Cautionary Tale - Ally booms and SS fittings


New member
5 Aug 2001
West Country
On Saturday, a particularly violent gust tore out my kicker fitting on the boom. It is a D ring mounted on an SS shoe clamped in the track under the boom. On examination, it appeared that the SS had reacted and weakened the part of the track in which it was sited. It had probably been in the same place for 30 years! If anyone else has a similar fitting, suggest that they move it occasionally and then they will not have to go to the expense of having a new saddle made and rivited on!

Happy sailing!


Also, watch rivets.

Last year, sailing a Jaguar 27 on charter in the Ionian Islands, force 4-5 close hauled to windward, the forward end of the alloy boom parted from the gooseneck fitting.

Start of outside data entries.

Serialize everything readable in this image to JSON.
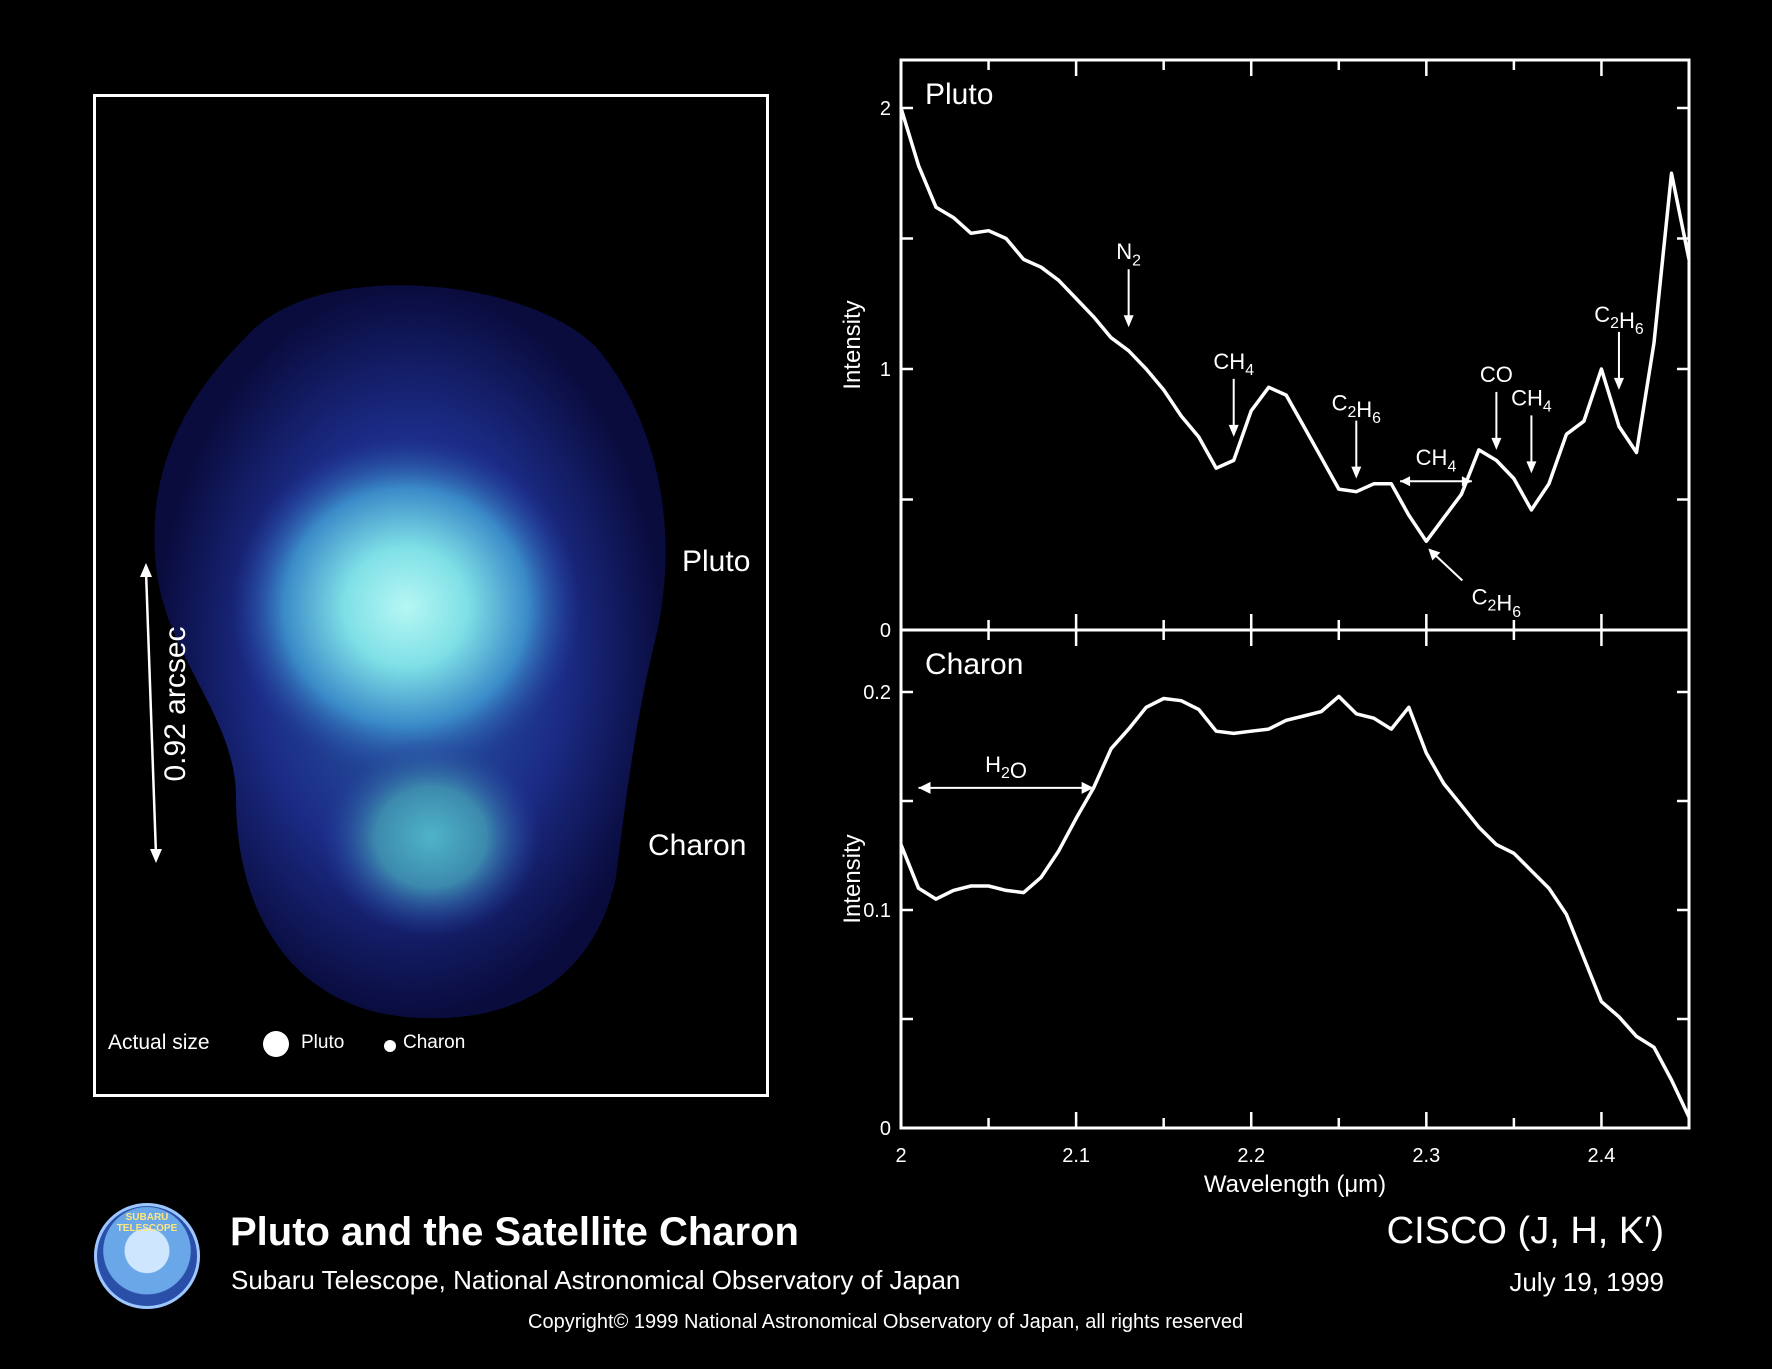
{
  "image_panel": {
    "pluto_label": "Pluto",
    "charon_label": "Charon",
    "scale_label": "0.92 arcsec",
    "actual_size_label": "Actual size",
    "legend_pluto": "Pluto",
    "legend_charon": "Charon"
  },
  "footer": {
    "title": "Pluto and the Satellite Charon",
    "subtitle": "Subaru Telescope, National Astronomical Observatory of Japan",
    "instrument": "CISCO (J, H, K′)",
    "date": "July 19, 1999",
    "copyright": "Copyright© 1999 National Astronomical Observatory of Japan, all rights reserved",
    "logo_text": "SUBARU TELESCOPE"
  },
  "colors": {
    "background": "#000000",
    "foreground": "#ffffff",
    "glow": "#8ff0f2",
    "halo": "#2a3aa0"
  },
  "chart_data": [
    {
      "type": "line",
      "panel_label": "Pluto",
      "xlabel": "Wavelength (μm)",
      "ylabel": "Intensity",
      "xlim": [
        2.0,
        2.45
      ],
      "ylim": [
        0,
        2.0
      ],
      "xticks": [
        2,
        2.1,
        2.2,
        2.3,
        2.4
      ],
      "yticks": [
        0,
        1,
        2
      ],
      "x": [
        2.0,
        2.01,
        2.02,
        2.03,
        2.04,
        2.05,
        2.06,
        2.07,
        2.08,
        2.09,
        2.1,
        2.11,
        2.12,
        2.13,
        2.14,
        2.15,
        2.16,
        2.17,
        2.18,
        2.19,
        2.2,
        2.21,
        2.22,
        2.23,
        2.24,
        2.25,
        2.26,
        2.27,
        2.28,
        2.29,
        2.3,
        2.31,
        2.32,
        2.33,
        2.34,
        2.35,
        2.36,
        2.37,
        2.38,
        2.39,
        2.4,
        2.41,
        2.42,
        2.43,
        2.44,
        2.45
      ],
      "y": [
        2.0,
        1.78,
        1.62,
        1.58,
        1.52,
        1.53,
        1.5,
        1.42,
        1.39,
        1.34,
        1.27,
        1.2,
        1.12,
        1.07,
        1.0,
        0.92,
        0.82,
        0.74,
        0.62,
        0.65,
        0.84,
        0.93,
        0.9,
        0.78,
        0.66,
        0.54,
        0.53,
        0.56,
        0.56,
        0.44,
        0.34,
        0.43,
        0.52,
        0.69,
        0.65,
        0.58,
        0.46,
        0.56,
        0.75,
        0.8,
        1.0,
        0.78,
        0.68,
        1.1,
        1.75,
        1.42
      ],
      "annotations": [
        {
          "text": "N2",
          "x": 2.13,
          "y": 1.16
        },
        {
          "text": "CH4",
          "x": 2.19,
          "y": 0.74
        },
        {
          "text": "C2H6",
          "x": 2.26,
          "y": 0.58
        },
        {
          "text": "CH4",
          "x": 2.305,
          "y": 0.57
        },
        {
          "text": "CO",
          "x": 2.34,
          "y": 0.69
        },
        {
          "text": "CH4",
          "x": 2.36,
          "y": 0.6
        },
        {
          "text": "C2H6",
          "x": 2.41,
          "y": 0.92
        },
        {
          "text": "C2H6",
          "x": 2.3,
          "y": 0.32
        }
      ]
    },
    {
      "type": "line",
      "panel_label": "Charon",
      "xlabel": "Wavelength (μm)",
      "ylabel": "Intensity",
      "xlim": [
        2.0,
        2.45
      ],
      "ylim": [
        0,
        0.2
      ],
      "xticks": [
        2,
        2.1,
        2.2,
        2.3,
        2.4
      ],
      "yticks": [
        0,
        0.1,
        0.2
      ],
      "x": [
        2.0,
        2.01,
        2.02,
        2.03,
        2.04,
        2.05,
        2.06,
        2.07,
        2.08,
        2.09,
        2.1,
        2.11,
        2.12,
        2.13,
        2.14,
        2.15,
        2.16,
        2.17,
        2.18,
        2.19,
        2.2,
        2.21,
        2.22,
        2.23,
        2.24,
        2.25,
        2.26,
        2.27,
        2.28,
        2.29,
        2.3,
        2.31,
        2.32,
        2.33,
        2.34,
        2.35,
        2.36,
        2.37,
        2.38,
        2.39,
        2.4,
        2.41,
        2.42,
        2.43,
        2.44,
        2.45
      ],
      "y": [
        0.13,
        0.11,
        0.105,
        0.109,
        0.111,
        0.111,
        0.109,
        0.108,
        0.115,
        0.127,
        0.142,
        0.156,
        0.174,
        0.183,
        0.193,
        0.197,
        0.196,
        0.192,
        0.182,
        0.181,
        0.182,
        0.183,
        0.187,
        0.189,
        0.191,
        0.198,
        0.19,
        0.188,
        0.183,
        0.193,
        0.172,
        0.158,
        0.148,
        0.138,
        0.13,
        0.126,
        0.118,
        0.11,
        0.098,
        0.078,
        0.058,
        0.051,
        0.042,
        0.037,
        0.022,
        0.005
      ],
      "annotations": [
        {
          "text": "H2O",
          "x": 2.05,
          "y": 0.156
        }
      ]
    }
  ]
}
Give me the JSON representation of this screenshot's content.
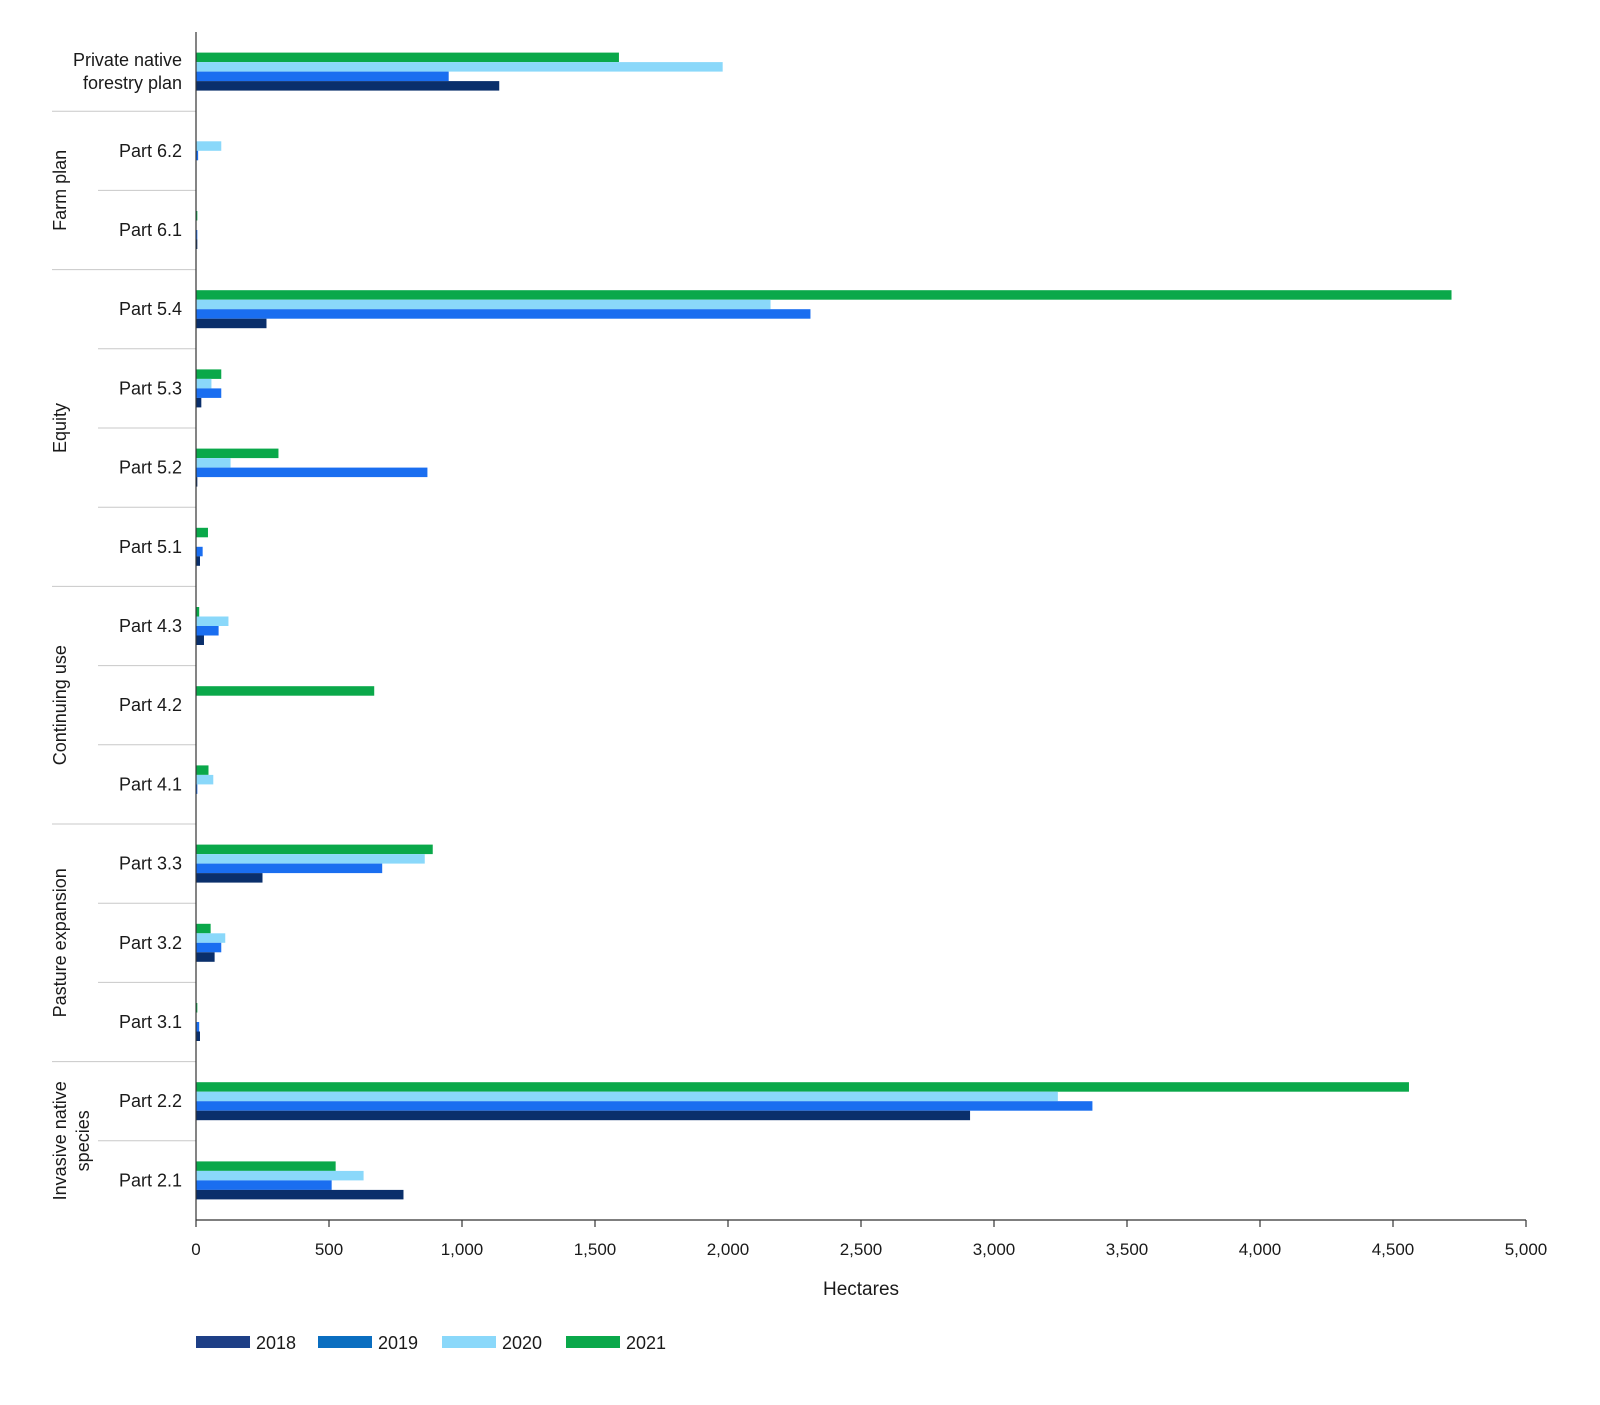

When I examined it later, I discovered that, although the heads of the 4 rivets fastening them together looked perfect, the shanks of the rivets had badly corroded internally - I found a head and a shank in two parts in the cabin where I had stowed the boom and fitting.

Moral, cut off or file off, don't drill out, the head of one rivet after a few years, (I don't know how many) inspect the shank and replace them all if there are any signs of corrosion. The rivet holes were also slightly elongated allowing movement. It was necessary to cut off about 1 inch of the forward end of the boom and drill new holes.


The other day my kicker fitting tore out of the track on the under side of the boom. It too had been in the same place for a long time(the boom is 28 years old, can't complain!) My solution has been as follows: I've made a strop out of spectra cloth and webbing, begged from my sailmaker's off-cut bin.

The strop has two s/s rings to take the kicker purchase and a line lead along the top of the boom to the end fitting to resist the forward pull. The mainsail has been altered with a slit just above the bolt rope to accomodate the strop. Sounds Heath Robinson, but works like a dream. The loading is spread over a much wider area and it cost pennies. If you must go down the route of a new s/s fitting then for god's sake smear some Duralac on the fitting to prevent future corrosion.